Menurutnya, ketika pembatalan pembangunan proyek Maluku Lum­bung Ikan Nasional maka secara tidak langsung, Pemerintah Pusat masih melihat Maluku dengan se­belah mata jika dibandingkan de­ngan daerah lain.

Sebab, janji untuk menjadikan Maluku sebagai daerah Lumbung Ikan Nasional merupakan janji Presiden SBY yang kemudian dilan­jut oleh Presiden Joko Widodo yang mestinya direalisasikan oleh Pe­merintah Pusat.

Namun, disisi lain hingga batas waktu yang diberikan Pempus sekali­pun ternyata Pemprov Maluku be­lum siap dengan pembebasan lahan yang nantinya dijadikan sebagai lokasi proyek LIN.

“Gubenur dan Wakil Gubernur dalam beberapa kesempatan selalu menyanyikan soal akan menda­tangkan LIN, tetapi dengan adanya persoalan ini maka gubernur dan wakil gubernur telah gagal untuk mendatangkan LIN bagi masya­rakat,” ujar Pellu.

Dikatakan, proyek strategis na­sional LIN merupakan proyek de­ngan nilai triliunan rupiah, yang diha­rapkan dapat berdampak bagi kese­jahteraan masyarakat artinya mesti­nya diperjuangkan oleh Pemprov.

Walaupun keberhasilan proyek ini sangat ditentukan oleh itikad baik dari Pemerintah Pusat, yang memang selalu menjadikan Maluku sebagai anak tiri, tetapi harus ada keseriusan dari Pemprov Maluku juga untuk te­rus memperjuangkan LIN di Maluku.

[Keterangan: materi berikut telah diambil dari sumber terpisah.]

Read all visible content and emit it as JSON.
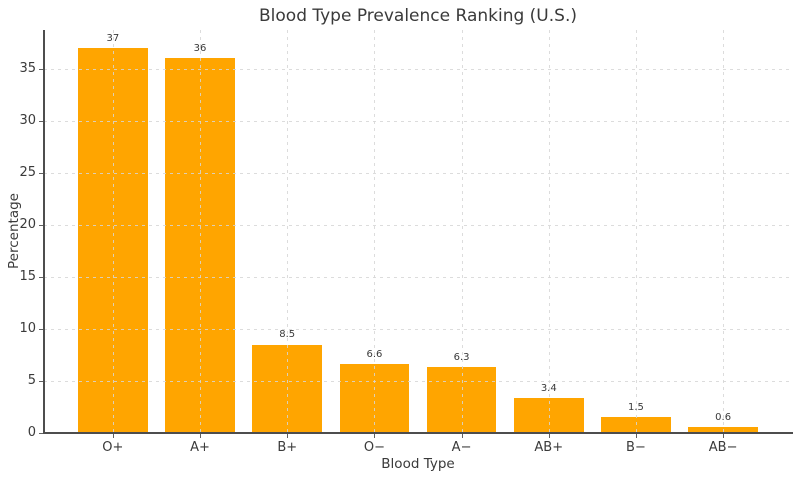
{
  "chart_data": {
    "type": "bar",
    "title": "Blood Type Prevalence Ranking (U.S.)",
    "xlabel": "Blood Type",
    "ylabel": "Percentage",
    "categories": [
      "O+",
      "A+",
      "B+",
      "O−",
      "A−",
      "AB+",
      "B−",
      "AB−"
    ],
    "values": [
      37,
      36,
      8.5,
      6.6,
      6.3,
      3.4,
      1.5,
      0.6
    ],
    "value_labels": [
      "37",
      "36",
      "8.5",
      "6.6",
      "6.3",
      "3.4",
      "1.5",
      "0.6"
    ],
    "yticks": [
      0,
      5,
      10,
      15,
      20,
      25,
      30,
      35
    ],
    "ylim": [
      0,
      38.7
    ],
    "xlim": [
      -0.79,
      7.79
    ],
    "bar_width_units": 0.8,
    "grid": {
      "visible": true,
      "style": "dashed",
      "axes": "both",
      "over_bars": true
    },
    "legend": null,
    "colors": {
      "bar": "#FFA500",
      "text": "#3a3a3a",
      "spine": "#4d4d4d",
      "tick": "#606060",
      "gridline": "#d6d6d6",
      "background": "#ffffff"
    }
  }
}
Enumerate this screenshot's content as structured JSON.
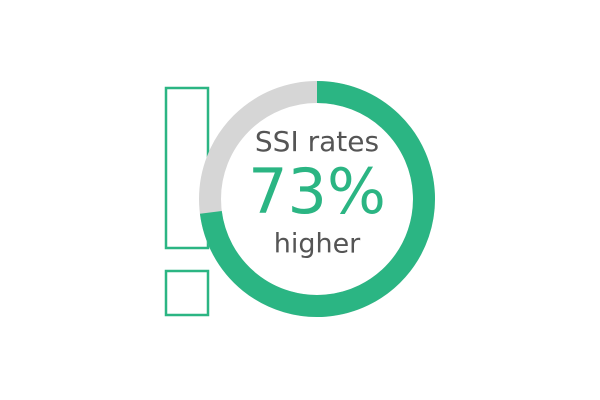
{
  "chart_data": {
    "type": "donut",
    "title": "SSI rates",
    "subtitle": "higher",
    "values": [
      73
    ],
    "value_labels": [
      "73%"
    ],
    "color": "#2bb583",
    "track_color": "#d6d6d6"
  }
}
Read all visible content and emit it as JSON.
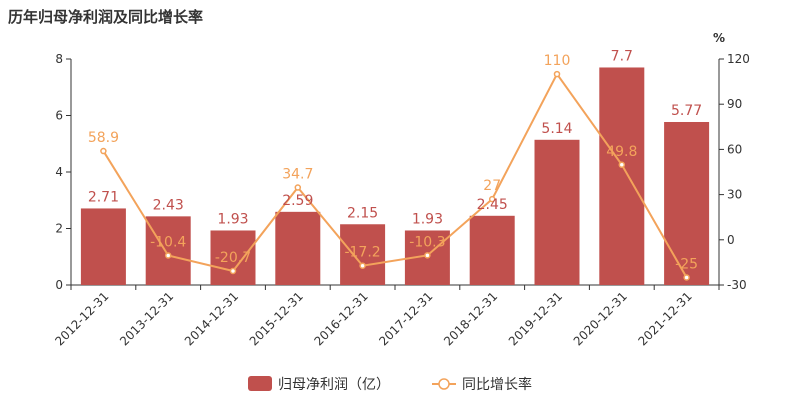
{
  "chart_data": {
    "type": "bar",
    "title": "历年归母净利润及同比增长率",
    "categories": [
      "2012-12-31",
      "2013-12-31",
      "2014-12-31",
      "2015-12-31",
      "2016-12-31",
      "2017-12-31",
      "2018-12-31",
      "2019-12-31",
      "2020-12-31",
      "2021-12-31"
    ],
    "series": [
      {
        "name": "归母净利润（亿）",
        "type": "bar",
        "axis": "left",
        "color": "#c0504d",
        "values": [
          2.71,
          2.43,
          1.93,
          2.59,
          2.15,
          1.93,
          2.45,
          5.14,
          7.7,
          5.77
        ],
        "labels": [
          "2.71",
          "2.43",
          "1.93",
          "2.59",
          "2.15",
          "1.93",
          "2.45",
          "5.14",
          "7.7",
          "5.77"
        ]
      },
      {
        "name": "同比增长率",
        "type": "line",
        "axis": "right",
        "color": "#f3a35b",
        "values": [
          58.9,
          -10.4,
          -20.7,
          34.7,
          -17.2,
          -10.3,
          27,
          110,
          49.8,
          -25
        ],
        "labels": [
          "58.9",
          "-10.4",
          "-20.7",
          "34.7",
          "-17.2",
          "-10.3",
          "27",
          "110",
          "49.8",
          "-25"
        ]
      }
    ],
    "y_left": {
      "min": 0,
      "max": 8,
      "ticks": [
        "0",
        "2",
        "4",
        "6",
        "8"
      ]
    },
    "y_right": {
      "min": -30,
      "max": 120,
      "ticks": [
        "-30",
        "0",
        "30",
        "60",
        "90",
        "120"
      ],
      "unit": "%"
    },
    "grid": false,
    "legend_position": "bottom"
  }
}
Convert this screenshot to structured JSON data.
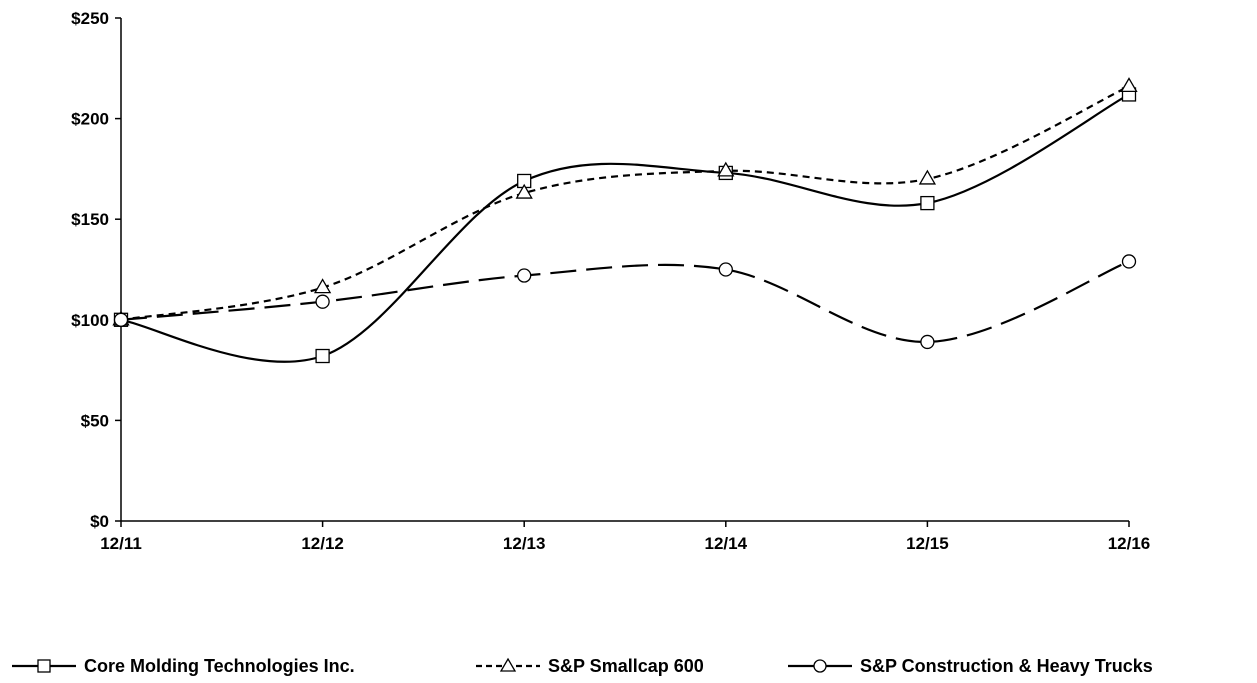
{
  "chart_data": {
    "type": "line",
    "x": [
      "12/11",
      "12/12",
      "12/13",
      "12/14",
      "12/15",
      "12/16"
    ],
    "y_ticks": [
      "$0",
      "$50",
      "$100",
      "$150",
      "$200",
      "$250"
    ],
    "ylim": [
      0,
      250
    ],
    "grid": false,
    "legend_position": "bottom",
    "series": [
      {
        "name": "Core Molding Technologies Inc.",
        "values": [
          100,
          82,
          169,
          173,
          158,
          212
        ],
        "marker": "square",
        "line_style": "solid",
        "color": "#000000"
      },
      {
        "name": "S&P Smallcap 600",
        "values": [
          100,
          116,
          163,
          174,
          170,
          216
        ],
        "marker": "triangle",
        "line_style": "dashed",
        "color": "#000000"
      },
      {
        "name": "S&P Construction & Heavy Trucks",
        "values": [
          100,
          109,
          122,
          125,
          89,
          129
        ],
        "marker": "circle",
        "line_style": "long-dash",
        "color": "#000000"
      }
    ]
  }
}
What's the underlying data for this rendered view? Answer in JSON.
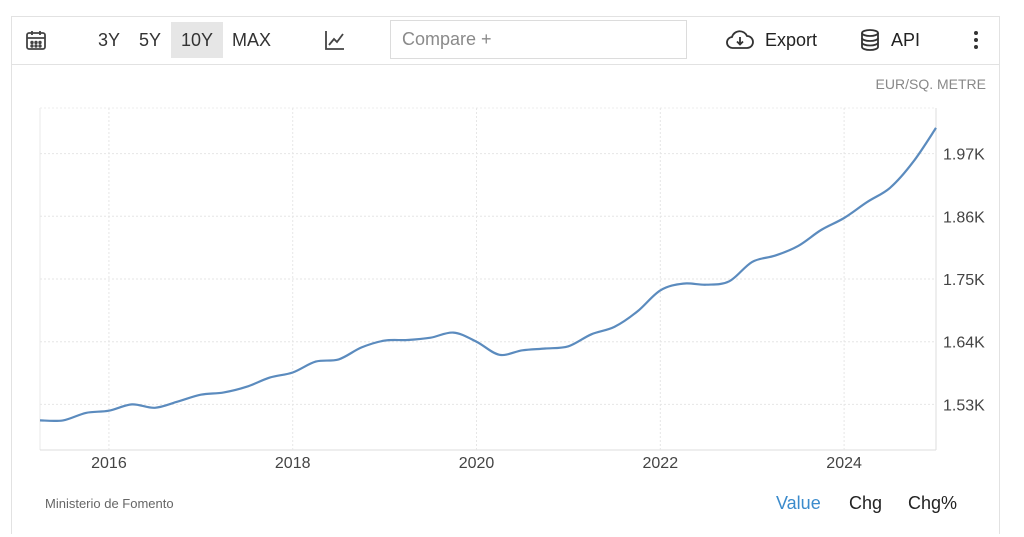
{
  "toolbar": {
    "ranges": [
      "3Y",
      "5Y",
      "10Y",
      "MAX"
    ],
    "active_range": "10Y",
    "compare_placeholder": "Compare +",
    "export_label": "Export",
    "api_label": "API",
    "icons": {
      "calendar": "calendar-icon",
      "chart_type": "line-chart-icon",
      "export": "cloud-download-icon",
      "api": "database-icon",
      "menu": "kebab-menu-icon"
    }
  },
  "footer": {
    "source": "Ministerio de Fomento",
    "tabs": [
      "Value",
      "Chg",
      "Chg%"
    ],
    "active_tab": "Value",
    "active_color": "#3b8bcc"
  },
  "chart_data": {
    "type": "line",
    "title": "",
    "unit_label": "EUR/SQ. METRE",
    "xlabel": "",
    "ylabel": "",
    "x_ticks": [
      "2016",
      "2018",
      "2020",
      "2022",
      "2024"
    ],
    "y_ticks": [
      "1.53K",
      "1.64K",
      "1.75K",
      "1.86K",
      "1.97K"
    ],
    "y_tick_values": [
      1530,
      1640,
      1750,
      1860,
      1970
    ],
    "xlim": [
      2015.25,
      2025.0
    ],
    "ylim": [
      1450,
      2050
    ],
    "grid": true,
    "series_color": "#5b8bbe",
    "series": [
      {
        "x": [
          2015.25,
          2015.5,
          2015.75,
          2016.0,
          2016.25,
          2016.5,
          2016.75,
          2017.0,
          2017.25,
          2017.5,
          2017.75,
          2018.0,
          2018.25,
          2018.5,
          2018.75,
          2019.0,
          2019.25,
          2019.5,
          2019.75,
          2020.0,
          2020.25,
          2020.5,
          2020.75,
          2021.0,
          2021.25,
          2021.5,
          2021.75,
          2022.0,
          2022.25,
          2022.5,
          2022.75,
          2023.0,
          2023.25,
          2023.5,
          2023.75,
          2024.0,
          2024.25,
          2024.5,
          2024.75,
          2025.0
        ],
        "values": [
          1502,
          1502,
          1515,
          1519,
          1530,
          1524,
          1535,
          1547,
          1551,
          1561,
          1577,
          1586,
          1605,
          1609,
          1630,
          1642,
          1643,
          1647,
          1656,
          1640,
          1617,
          1625,
          1628,
          1632,
          1653,
          1666,
          1693,
          1730,
          1742,
          1740,
          1746,
          1780,
          1791,
          1808,
          1836,
          1857,
          1885,
          1910,
          1955,
          2015
        ]
      }
    ]
  }
}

Dengan adanya persoalan ini, Pellu pun meminta Pemprov Maluku untuk dapat serius memperjuangkan kepentingan Maluku melalui RUU Provinsi Kepulauan dan juga Ambon New Port, sebab jika keduanya gagal maka masyarakat yang akan sengsara karena tidak ada lapangan pekerjaan yang terbuka.

Ditambahkan, gubernur harus mengumpulkan semua kekuatan masyarakat baik eksekutif dan legislatif dari 11 kabupaten dan kota serta masyarakat, untuk melakukan aksi demontrasi di Jakarta agar pemerintahpusat memperhitungkan Maluku.

“Harus ada gerakan yang dilaku­kan Pemprov secara masif termasuk demostrasi karena kedaulatan dita­ngan rakyat, agar segala sesuatu bisa realisasi untuk Maluku seperti Pa­pua dan Aceh,” tegasnya.

Miliki Syarat LIN

Untuk diketahui, Provinsi Maluku memenuhi kriteria untuk dijadikan sebagai LIN, yaitu pertama memiliki 3 wilayah pengelolaan perikanan atau WPP yakni, WPP 714 (Laut Ban­da dan sekitarnya) WPP 715 (laut Seram dan sekitarnya) dan WPP 718 (Laut Arafura dan seki­tarnya).

Kedua, kepemilikan potesi sumber daya ikan minimal 20 persen sesuai Permen KP Nomor 17 tahun 2020 ten­tang Rencana Strategis KKP Ta­hun 2020-2024. Sedangkan sumber daya ikan yang dimiliki Maluku pada tiga WPP tersebut, tercatat 4,6 juta ton per tahun atau sebesar 37 per­sen dari potensi sumber daya ikan nasional sebesar 12,5 juta ton per tahun.

Ketiga, produksi perikanan minimal 9 persen, rata-rata produksi perikanan di Maluku dalam lima tahun terakhir tercatat sekitar 500 ribu ton per tahun, atau setara dengan 12 hingga 14 persen dari produksi ikan nasional.

Keempat, Maluku saat ini, dua pusat perikanan secara nasional yaitu Pelabuhan Perikanan Nusan­tara Tantui Ambon dan PPN Kota Tual dari satu pusat yang diisyaratkan.

Ditetapkannya Maluku sebagai LIN berawal dari pidato Presiden Susilo Bambang Yudhoyono saat membuka Sail Banda di Pelabuhan Yos Sudarso Kota Ambon pada 10 Agustus 2010.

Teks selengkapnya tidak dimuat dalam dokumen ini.